Although one cannot be certain about the pure novelty of some post-NT developments in Christian hymnody, some hymnic characteristics do seem to be developments which respond to issues different from those faced during the period of production of canonical literature. Ignatius Eph. 19 includes an explicit attack on the perduring attractiveness of magic in the empire. The issue of Christ’s death as “sacrifice” makes explicit a motif perhaps only implicit in the canonical hymns (Melito of Sardis Homily on the Pasch). Dance is mentioned in the hymnic portions of the Acts of John and in the Easter hymn of Hippolytus. Prayers celebrating the Virgin’s role in making Christ available are especially prominent in the Eastern Church, where numerous hymns designed for use at specific times of day were also being crafted (Gospel of Bartholomew, Cyril of Alexandria, Gregory Nazianzus). There may also be evidence that some Scriptures were being chanted in this period, which also witnesses hymnic intercessions for holders of specific church offices.

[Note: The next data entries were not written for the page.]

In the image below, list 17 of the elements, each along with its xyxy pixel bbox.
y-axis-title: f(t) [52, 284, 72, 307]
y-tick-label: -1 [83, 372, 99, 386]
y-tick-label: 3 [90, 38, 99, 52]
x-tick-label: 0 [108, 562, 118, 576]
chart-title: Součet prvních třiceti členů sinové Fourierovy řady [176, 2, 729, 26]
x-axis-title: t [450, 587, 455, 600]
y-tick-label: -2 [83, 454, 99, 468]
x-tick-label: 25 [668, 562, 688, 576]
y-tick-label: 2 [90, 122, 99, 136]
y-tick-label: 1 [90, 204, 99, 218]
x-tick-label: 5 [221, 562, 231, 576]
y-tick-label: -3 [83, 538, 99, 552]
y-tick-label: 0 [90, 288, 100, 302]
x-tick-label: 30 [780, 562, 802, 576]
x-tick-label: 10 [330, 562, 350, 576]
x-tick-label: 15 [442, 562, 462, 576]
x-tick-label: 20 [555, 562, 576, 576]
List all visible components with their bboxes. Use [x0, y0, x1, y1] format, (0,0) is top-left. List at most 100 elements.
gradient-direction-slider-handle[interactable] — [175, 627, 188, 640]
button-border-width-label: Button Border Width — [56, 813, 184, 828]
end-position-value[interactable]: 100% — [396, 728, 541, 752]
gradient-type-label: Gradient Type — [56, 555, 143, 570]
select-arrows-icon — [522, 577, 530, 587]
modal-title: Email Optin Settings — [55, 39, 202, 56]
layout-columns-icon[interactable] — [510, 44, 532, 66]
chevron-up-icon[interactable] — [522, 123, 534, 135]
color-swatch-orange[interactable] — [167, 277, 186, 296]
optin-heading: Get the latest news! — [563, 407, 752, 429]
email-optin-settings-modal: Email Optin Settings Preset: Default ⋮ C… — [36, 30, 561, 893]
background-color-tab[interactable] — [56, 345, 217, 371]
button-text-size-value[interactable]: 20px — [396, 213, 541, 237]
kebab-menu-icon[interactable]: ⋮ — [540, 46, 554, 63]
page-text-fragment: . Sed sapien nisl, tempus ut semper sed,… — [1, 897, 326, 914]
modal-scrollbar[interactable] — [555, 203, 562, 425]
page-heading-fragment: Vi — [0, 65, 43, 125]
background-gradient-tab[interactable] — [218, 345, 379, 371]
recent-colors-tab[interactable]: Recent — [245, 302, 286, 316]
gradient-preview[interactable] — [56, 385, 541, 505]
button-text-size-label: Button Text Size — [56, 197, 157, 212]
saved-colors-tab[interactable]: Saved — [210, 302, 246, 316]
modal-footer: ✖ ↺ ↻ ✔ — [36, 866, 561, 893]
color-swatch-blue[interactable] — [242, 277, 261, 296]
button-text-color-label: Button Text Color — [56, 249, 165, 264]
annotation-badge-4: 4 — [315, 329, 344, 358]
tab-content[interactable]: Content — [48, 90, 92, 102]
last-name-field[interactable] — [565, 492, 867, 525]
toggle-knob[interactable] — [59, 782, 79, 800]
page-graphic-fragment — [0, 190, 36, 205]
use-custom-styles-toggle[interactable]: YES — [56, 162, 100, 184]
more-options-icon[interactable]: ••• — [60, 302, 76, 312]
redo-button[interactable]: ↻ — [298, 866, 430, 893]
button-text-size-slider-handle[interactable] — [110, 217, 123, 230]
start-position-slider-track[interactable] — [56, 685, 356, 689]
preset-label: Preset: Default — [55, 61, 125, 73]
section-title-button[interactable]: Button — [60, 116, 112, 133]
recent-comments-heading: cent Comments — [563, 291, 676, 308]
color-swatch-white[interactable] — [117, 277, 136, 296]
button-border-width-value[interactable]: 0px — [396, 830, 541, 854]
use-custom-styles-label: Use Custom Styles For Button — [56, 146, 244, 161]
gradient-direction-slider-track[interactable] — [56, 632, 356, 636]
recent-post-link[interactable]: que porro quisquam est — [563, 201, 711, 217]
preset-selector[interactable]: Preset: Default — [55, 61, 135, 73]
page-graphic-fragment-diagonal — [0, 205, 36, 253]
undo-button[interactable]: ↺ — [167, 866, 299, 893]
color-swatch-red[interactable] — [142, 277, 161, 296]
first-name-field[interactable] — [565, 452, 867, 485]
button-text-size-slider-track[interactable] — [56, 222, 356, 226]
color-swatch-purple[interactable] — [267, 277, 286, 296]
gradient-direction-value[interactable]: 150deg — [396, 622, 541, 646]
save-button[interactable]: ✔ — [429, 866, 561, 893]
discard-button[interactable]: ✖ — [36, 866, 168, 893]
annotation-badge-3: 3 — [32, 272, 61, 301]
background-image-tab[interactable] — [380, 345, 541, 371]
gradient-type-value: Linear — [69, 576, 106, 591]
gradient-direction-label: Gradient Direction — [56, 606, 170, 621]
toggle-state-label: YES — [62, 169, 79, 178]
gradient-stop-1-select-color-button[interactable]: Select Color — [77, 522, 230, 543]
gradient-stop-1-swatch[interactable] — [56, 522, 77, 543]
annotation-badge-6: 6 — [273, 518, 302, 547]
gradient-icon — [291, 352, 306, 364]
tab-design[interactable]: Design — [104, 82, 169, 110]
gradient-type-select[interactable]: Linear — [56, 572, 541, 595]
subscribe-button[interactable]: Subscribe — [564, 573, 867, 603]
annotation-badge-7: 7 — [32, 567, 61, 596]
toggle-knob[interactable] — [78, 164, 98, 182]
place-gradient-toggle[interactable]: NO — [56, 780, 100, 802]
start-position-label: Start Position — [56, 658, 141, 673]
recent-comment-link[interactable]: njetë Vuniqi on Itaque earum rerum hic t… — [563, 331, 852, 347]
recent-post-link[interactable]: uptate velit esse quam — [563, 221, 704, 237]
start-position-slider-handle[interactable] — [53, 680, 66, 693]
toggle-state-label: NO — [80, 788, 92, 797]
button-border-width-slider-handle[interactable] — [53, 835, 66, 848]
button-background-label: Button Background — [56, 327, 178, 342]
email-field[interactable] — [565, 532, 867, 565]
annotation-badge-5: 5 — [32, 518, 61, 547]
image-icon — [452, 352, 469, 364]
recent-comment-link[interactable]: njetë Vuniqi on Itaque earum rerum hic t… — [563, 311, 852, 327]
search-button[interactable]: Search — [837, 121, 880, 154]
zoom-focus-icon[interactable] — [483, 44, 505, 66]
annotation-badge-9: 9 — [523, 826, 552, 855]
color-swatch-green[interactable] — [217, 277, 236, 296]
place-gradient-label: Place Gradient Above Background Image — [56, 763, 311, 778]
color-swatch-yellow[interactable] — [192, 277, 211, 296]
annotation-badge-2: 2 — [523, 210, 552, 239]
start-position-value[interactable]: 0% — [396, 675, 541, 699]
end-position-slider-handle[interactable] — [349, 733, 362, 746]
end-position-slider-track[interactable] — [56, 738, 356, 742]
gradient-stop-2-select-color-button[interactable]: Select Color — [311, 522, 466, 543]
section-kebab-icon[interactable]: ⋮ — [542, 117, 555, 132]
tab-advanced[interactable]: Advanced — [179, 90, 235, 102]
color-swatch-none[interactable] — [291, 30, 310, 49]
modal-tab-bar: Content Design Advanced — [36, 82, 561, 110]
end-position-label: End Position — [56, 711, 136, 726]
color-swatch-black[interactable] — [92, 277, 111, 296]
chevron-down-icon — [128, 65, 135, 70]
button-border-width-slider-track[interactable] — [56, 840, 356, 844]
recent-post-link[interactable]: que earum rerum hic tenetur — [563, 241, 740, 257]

On the frontiers of research in this area one may ask about the way in which early Christian theologizing was affected by the intertwined phenomena of Hellenistic music theory and early Christian anthropology.

Bibliography. Editions of texts: F. F. Church and T. J. Mulry, The Macmillan Book of Earliest Christian Hymns (New York, 1988); M. Kiley, ed., Prayer from Alexander to Constantine: A Critical Anthology (London, 1997); E. Lodi, Enchiridion Euchologicum fontium liturgicum. Bibliotheca Ephemerides Liturgicae Subsidia 15 (Rome, 1979). Studies: E. Foley, Foundations of Christian Music: The Music of Pre-Constantinian Christianity (Collegeville, 1996); “Liturgical Music: A Bibliographic Essay,” in Liturgy and Music, ed. R. A. Leaver and J. A. Zimmerman (Collegeville, 1998), 411-53; R. J. Karris, A Symphony of New Testament Hymns (Collegeville, 1996); H. M. Schueller, The Idea of Music: An Introduction to Musical Aesthetics in Antiquity and the Middle Ages (Kalamazoo, 1988).